Dans un pays riche de 44 318 monuments historiques immobiliers (source base Mérimée 2014), la question des financements de leur conservation demeure cruciale. C’est à ce titre que la potentielle réforme du dispositif d’incitation fiscale accordée par la loi dite Aillagon de 2003 a provoqué au mois de juin de fortes réactions parmi les spécialistes en gestion des institutions culturelles et patrimoniales.
Maryvonne de Saint-Pulgent, au-delà de l’émotion en France et à l’étranger, quelles conséquences l’incendie de Notre Dame de Paris peut avoir sur la politique du patrimoine, j’allais dire de tous les patrimoines car, dans l’esprit et dans la pratique des Français, ce mot recouvre aussi bien les chapelles romanes que les friches industrielles ?

Kontildondit ?

Maryvonne de Saint-Pulgent (MSP) :
Le patrimoine comprend en effet des choses de ce genre, mais le grand public n’en a pas toujours conscience.
Cet incendie a réveillé un goût pour le patrimoine. Les Français le fréquentent assidûment, souvent en famille.
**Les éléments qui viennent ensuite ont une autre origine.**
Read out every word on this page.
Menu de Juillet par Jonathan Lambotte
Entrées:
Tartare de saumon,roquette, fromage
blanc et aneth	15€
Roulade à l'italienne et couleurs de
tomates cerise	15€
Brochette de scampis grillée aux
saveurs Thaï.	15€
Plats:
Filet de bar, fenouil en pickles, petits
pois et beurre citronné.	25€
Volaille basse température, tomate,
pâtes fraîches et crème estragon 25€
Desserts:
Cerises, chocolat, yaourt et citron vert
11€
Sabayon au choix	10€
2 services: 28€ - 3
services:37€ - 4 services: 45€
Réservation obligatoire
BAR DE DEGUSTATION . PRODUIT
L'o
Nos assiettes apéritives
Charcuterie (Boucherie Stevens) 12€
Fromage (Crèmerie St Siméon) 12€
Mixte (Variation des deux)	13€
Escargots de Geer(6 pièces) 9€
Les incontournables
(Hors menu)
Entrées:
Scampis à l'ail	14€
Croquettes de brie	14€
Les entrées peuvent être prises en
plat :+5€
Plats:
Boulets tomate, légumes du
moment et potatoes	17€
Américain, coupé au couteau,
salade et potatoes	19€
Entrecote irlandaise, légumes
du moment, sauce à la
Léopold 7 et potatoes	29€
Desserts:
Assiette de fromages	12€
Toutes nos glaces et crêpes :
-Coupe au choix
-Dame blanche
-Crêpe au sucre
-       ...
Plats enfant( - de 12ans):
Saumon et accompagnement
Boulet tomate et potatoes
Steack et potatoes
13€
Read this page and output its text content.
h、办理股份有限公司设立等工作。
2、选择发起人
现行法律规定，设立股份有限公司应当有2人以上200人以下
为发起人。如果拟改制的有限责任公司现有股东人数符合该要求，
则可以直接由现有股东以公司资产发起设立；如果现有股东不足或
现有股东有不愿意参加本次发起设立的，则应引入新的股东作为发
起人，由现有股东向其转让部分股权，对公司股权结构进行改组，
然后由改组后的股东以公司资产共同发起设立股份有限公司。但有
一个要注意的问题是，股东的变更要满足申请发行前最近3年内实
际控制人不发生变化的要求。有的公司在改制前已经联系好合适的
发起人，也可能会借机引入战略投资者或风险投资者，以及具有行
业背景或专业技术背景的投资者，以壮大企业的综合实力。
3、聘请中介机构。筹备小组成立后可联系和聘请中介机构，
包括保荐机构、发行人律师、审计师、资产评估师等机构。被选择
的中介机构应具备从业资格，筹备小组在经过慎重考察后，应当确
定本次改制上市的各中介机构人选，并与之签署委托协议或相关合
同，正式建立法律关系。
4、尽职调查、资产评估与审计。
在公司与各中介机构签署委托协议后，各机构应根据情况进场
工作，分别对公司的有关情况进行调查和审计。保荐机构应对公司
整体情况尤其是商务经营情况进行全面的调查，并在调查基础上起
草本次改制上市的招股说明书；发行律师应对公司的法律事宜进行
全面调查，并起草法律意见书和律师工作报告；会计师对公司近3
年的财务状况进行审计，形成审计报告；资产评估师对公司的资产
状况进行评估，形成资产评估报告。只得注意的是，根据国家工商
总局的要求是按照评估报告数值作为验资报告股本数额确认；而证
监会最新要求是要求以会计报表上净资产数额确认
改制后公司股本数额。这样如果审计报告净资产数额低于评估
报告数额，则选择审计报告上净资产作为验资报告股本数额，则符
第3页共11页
On va voir le patrimoine quand on voyage, et le patrimoine de proximité quand on reçoit des visiteurs. C’est aussi un lieu de transmission privilégié envers les enfants et petits-enfants. L’attachement est donc indéniable, et il est fort. Cependant, l’ampleur du patrimoine français (l’un des plus riches du monde) pose un vrai problème de financement. La plupart des monuments dépendent des collectivités publiques, et on sait que celles-ci sont connues pour préférer le neuf à l’entretien de l’ancien. Les crédits sont donc systématiquement sacrifiés.
La défaillance de l’entretien de la part des propriétaires publics est donc un vrai sujet. Quant aux propriétaires privés, ils ne sont pas mieux lotis puisqu’ils bénéficient d’une fiscalité avantageuse pour leurs travaux, mais en contrepartie, ils ne peuvent plus compter aujourd’hui sur les subventions publiques. Il y a donc une crise du financement du patrimoine. Celle-ci est récurrente, elle revient à peu près tous les trente ans. A propos de Notre-Dame par exemple, Le Point a fait une couverture sur l’état du patrimoine. Lorsqu’elle travaillait elle-même au Point dans les années 1980, MSP en avait aussi fait une, sur le même sujet, dont la photo montrait la façade de la cathédrale de Reims, et l’Ange au Sourire rongé par la pollution. Ce numéro avait frappé l’opinion publique, au point qu’il fut l’une des causes d’un changement dans la loi. Les appels au sauvetage sont récurrents, mais la crise du financement est constante.

Lionel Zinsou (LZ) :
Il était frappant de constater l’ampleur mondiale de l’émotion qu’a suscité l’incendie de Notre-Dame. Certes, tous les monuments ne sont pas aussi célèbres, mais la France dispose tout de même d’un grand nombre de sites mondialement connus, et l’universalité de cette cause est impressionnante.
Si l’on élargit la question au delà de la France, on constate l’attachement de tous les peuples à leur patrimoine. On l’a vu quand les terroristes se sont mis à avoir une politique patrimoniale, qui a consisté à tenter d’effacer les traces de l’Histoire, pour tenter de recréer un autre passé, en détruisant des monuments bouddhistes en Afghanistan, en éparpillant les collections du musée de Bagdad, en détruisant partiellement Palmyre, et en tentant de détruire Tombouctou.
Ces questions patrimoniales sont donc un enjeu majeur dans la constitution culturelle des sociétés. Depuis Jacques Chirac, la France « restitue » certains éléments patrimoniaux à leur pays d’origine (non des bâtiments évidemment, mais des oeuvres d’art).
On ne peut pas transmettre le récit historique sans une politique vivante du patrimoine national. Et cet attachement s’observe avec la même intensité dans les pays émergents, où les défaillances publiques sont encore plus grandes, puisque les ressources y sont moindres. Des efforts privés philanthropiques existent, même s’ils sont insuffisants. On n’a par exemple jamais ouvert plus de musées en Afrique que ces 5 dernières années. Mais le péril qu’encourt le patrimoine est mondial. Et sa perte n’est pas que la perte d’un passé, elle met en cause la construction du présent.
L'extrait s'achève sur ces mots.